Saturday 3 June 2017 19:02, UK
Champions League finalists and La Liga winners Real Madrid are seldom held up as a great example of how to run a football club but the La Liga champions have turned their philosophy of winning into the game's greatest success story, writes Adam Bate.
In this era of philosophies and holistic approaches, visions and beliefs, the models that are held up as aspirational are those at the likes of Barcelona and Ajax. A culture of youth development is seen as more attractive than mere success. Domestically, for example, Chelsea are champions but the approach that has delivered it is still scorned by some.
Sky Sports pundit Jamie Carragher summed up that sentiment midway through the Premier League season. "There are things I don't particularly like about Chelsea - namely the way they treat managers at certain times," he explained. "But I think there's a ruthlessness at Chelsea that goes right through the club that says we don't accept second best."
That in itself is a philosophy of sorts. It's the philosophy of winning and it's one that will be fully in evidence in Cardiff at the weekend where Real Madrid, the club that has come to define such thinking, will take on Italian champions Juventus looking to add a 12th European Cup to their already incomparable collection.
Madrid's very purpose is to be the best. As a result, trophies, like superstar signings, are a means of demonstrating that superiority. This is the language in which president Florentino Perez is most fluent. Zinedine Zidane? "The world's best coach," says Perez. Karim Benzema? "The world's best No 9," he claims. A Galactico mentality for the Galactico club.
When Barcelona are the ones who succeed instead, it is customary even within the Spanish capital to highlight the contrast. "They have had a plan and idea," former president Ramon Calderon once said of great rivals Barcelona. "Here, at Real Madrid, that doesn't happen. We go from one coach to another without any criteria, without planning anything."
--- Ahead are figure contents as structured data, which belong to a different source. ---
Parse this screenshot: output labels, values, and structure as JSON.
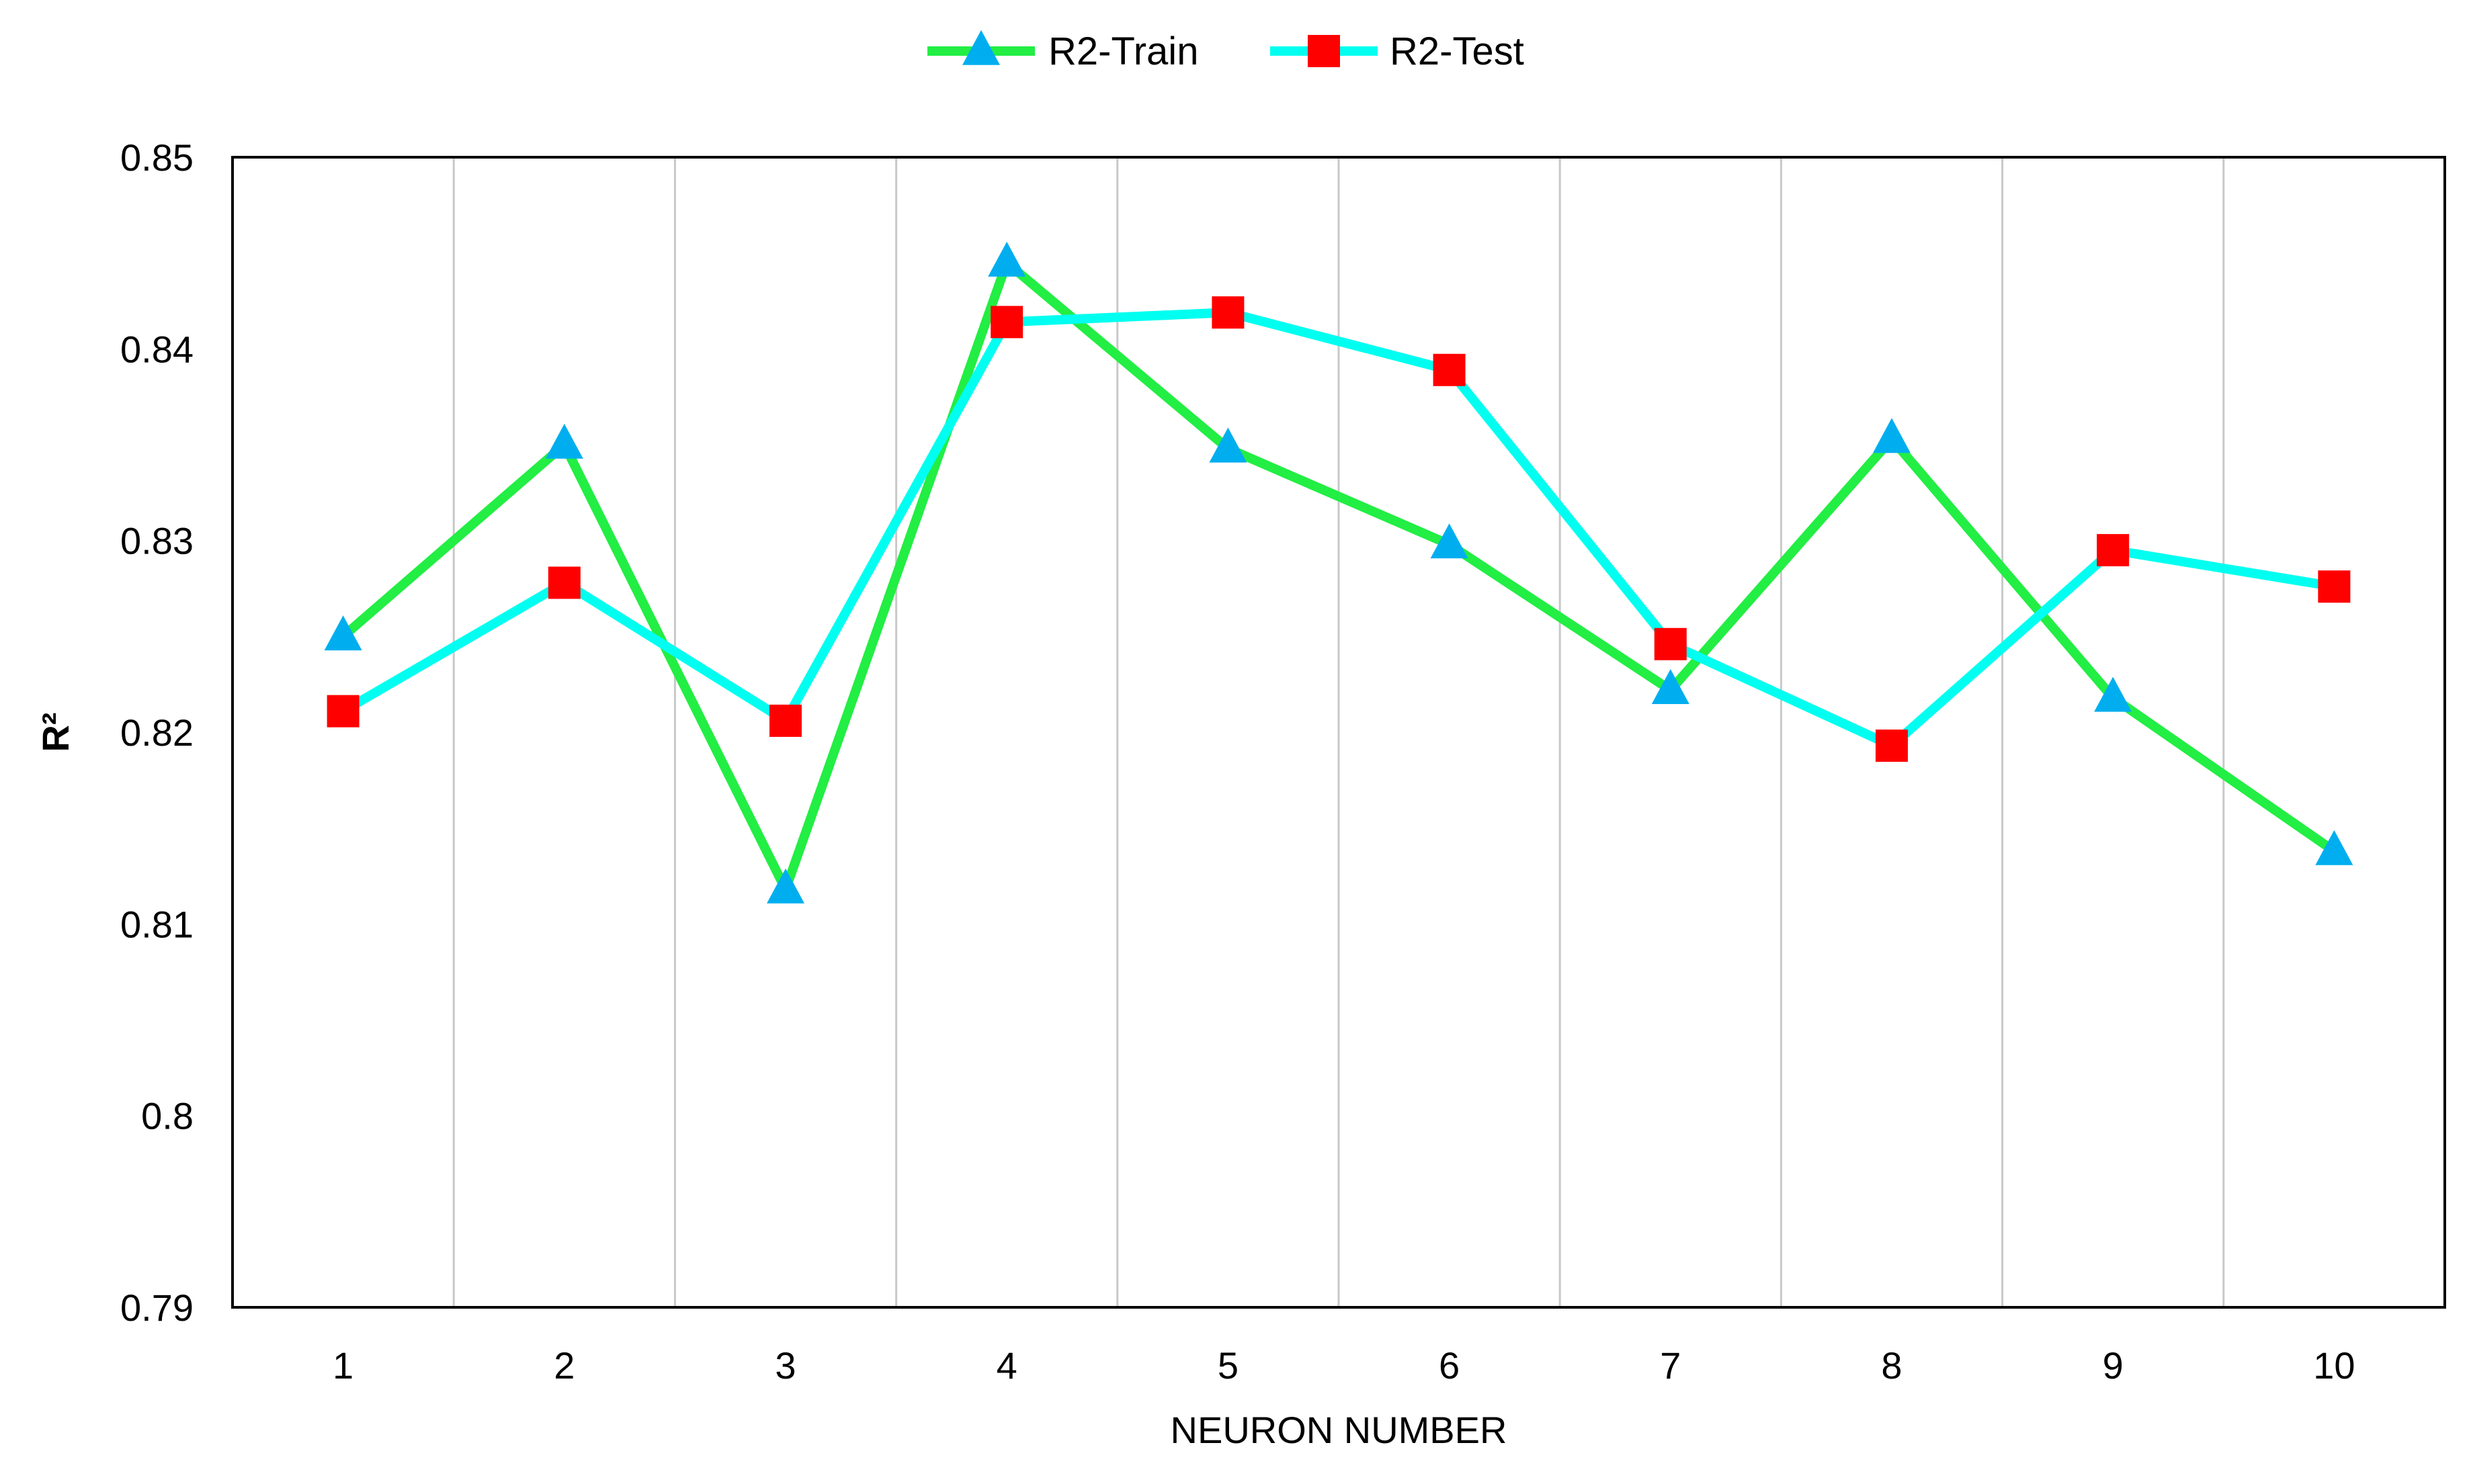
{
  "chart_data": {
    "type": "line",
    "title": "",
    "xlabel": "NEURON NUMBER",
    "ylabel": "R²",
    "categories": [
      "1",
      "2",
      "3",
      "4",
      "5",
      "6",
      "7",
      "8",
      "9",
      "10"
    ],
    "ylim": [
      0.79,
      0.85
    ],
    "yticks": [
      0.79,
      0.8,
      0.81,
      0.82,
      0.83,
      0.84,
      0.85
    ],
    "ytick_labels": [
      "0.79",
      "0.8",
      "0.81",
      "0.82",
      "0.83",
      "0.84",
      "0.85"
    ],
    "grid": "vertical",
    "legend_position": "top-center",
    "series": [
      {
        "name": "R2-Train",
        "line_color": "#22EE44",
        "marker": "triangle",
        "marker_color": "#00AEEF",
        "values": [
          0.825,
          0.835,
          0.8118,
          0.8445,
          0.8348,
          0.8298,
          0.8222,
          0.8353,
          0.8218,
          0.8138
        ]
      },
      {
        "name": "R2-Test",
        "line_color": "#00FFF0",
        "marker": "square",
        "marker_color": "#FF0000",
        "values": [
          0.8211,
          0.8278,
          0.8206,
          0.8414,
          0.8419,
          0.8389,
          0.8246,
          0.8193,
          0.8295,
          0.8276
        ]
      }
    ]
  }
}
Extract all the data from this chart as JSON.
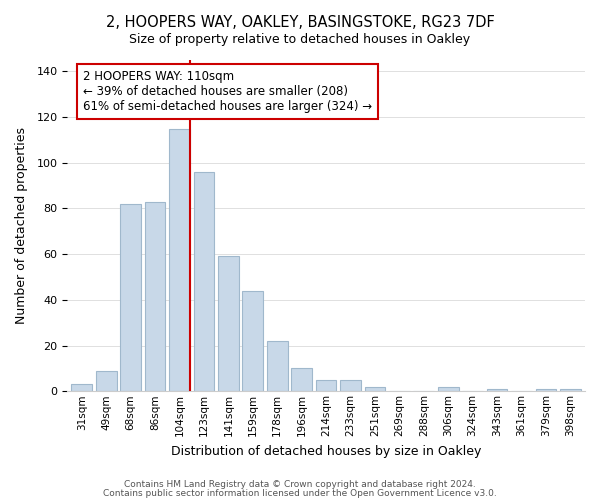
{
  "title": "2, HOOPERS WAY, OAKLEY, BASINGSTOKE, RG23 7DF",
  "subtitle": "Size of property relative to detached houses in Oakley",
  "xlabel": "Distribution of detached houses by size in Oakley",
  "ylabel": "Number of detached properties",
  "bar_color": "#c8d8e8",
  "bar_edge_color": "#a0b8cc",
  "highlight_line_color": "#cc0000",
  "categories": [
    "31sqm",
    "49sqm",
    "68sqm",
    "86sqm",
    "104sqm",
    "123sqm",
    "141sqm",
    "159sqm",
    "178sqm",
    "196sqm",
    "214sqm",
    "233sqm",
    "251sqm",
    "269sqm",
    "288sqm",
    "306sqm",
    "324sqm",
    "343sqm",
    "361sqm",
    "379sqm",
    "398sqm"
  ],
  "values": [
    3,
    9,
    82,
    83,
    115,
    96,
    59,
    44,
    22,
    10,
    5,
    5,
    2,
    0,
    0,
    2,
    0,
    1,
    0,
    1,
    1
  ],
  "highlight_bar_index": 4,
  "annotation_title": "2 HOOPERS WAY: 110sqm",
  "annotation_line1": "← 39% of detached houses are smaller (208)",
  "annotation_line2": "61% of semi-detached houses are larger (324) →",
  "ylim": [
    0,
    145
  ],
  "yticks": [
    0,
    20,
    40,
    60,
    80,
    100,
    120,
    140
  ],
  "footer1": "Contains HM Land Registry data © Crown copyright and database right 2024.",
  "footer2": "Contains public sector information licensed under the Open Government Licence v3.0.",
  "background_color": "#ffffff",
  "grid_color": "#e0e0e0"
}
What is sometimes overlooked is that it works.
Pep Guardiola delivered two European Cups in four seasons at Barcelona, but Madrid are 90 minutes away from a third in four attempts. Zidane is hoping to see his team become the first back-to-back winners of the Champions League era. They are on course for a sixth win in 20 years - a period in which no other club has lifted old big ears more than four times.
It is an obsession. When the players got off the plane after winning the ninth European Cup in 2002, the fans were waiting for them and already chanting for the tenth. That trophy - La Decima - was what Gareth Bale spoke of immediately upon his arrival. But as soon as that was achieved the phrase La Undecima was introduced to the lexicon instead. Insatiable.
Now it is the 12th that they seek. Still they demand more. When a Spanish record 40-game unbeaten run came to an end earlier this year, it did not take much for fresh talk of crisis to re-emerge. Top of the table but still being talked down. "You'd think we were battling relegation," remarked Zidane as his management was questioned.
Cristiano Ronaldo has been on the receiving end too, booed in a 2-1 win over Malaga in January. Outside of the Bernabeu, such behaviour is regarded as odd. But the players and fans are alike. The whistling that greeted Ronaldo's misses only echoes the anger that the man himself is fond of directing at team-mates who disappoint. Only the best will do.
There are those who wonder what this Madrid team is all about. Is there a defining style or is the influential Isco's inclusion entirely dependent upon Gareth Bale's fitness? Does Zidane have a grand vision or is he no more than an enabler for Ronaldo and the rest to take things in any direction that they so choose?
But perhaps such concerns miss the point. Madrid is a club that finds its unity in one shared purpose. The goal is to win. When neighbours Atletico were dispatched in the semi-finals, team captain Sergio Ramos explained the victory in those terms. "Because no one can beat our will to win," he said. This is the Madrid credo and it trumps all.
The definition of a philosophy is "a theory or attitude that acts as a guiding principle for behaviour". It does not matter how many Ballon d'Or winners are booed. Nor is it significant how many trophy-laden managers are dispensed with. This philosophy of winning remains. Do not be surprised if it helps guide Real Madrid to glory yet again on Saturday night.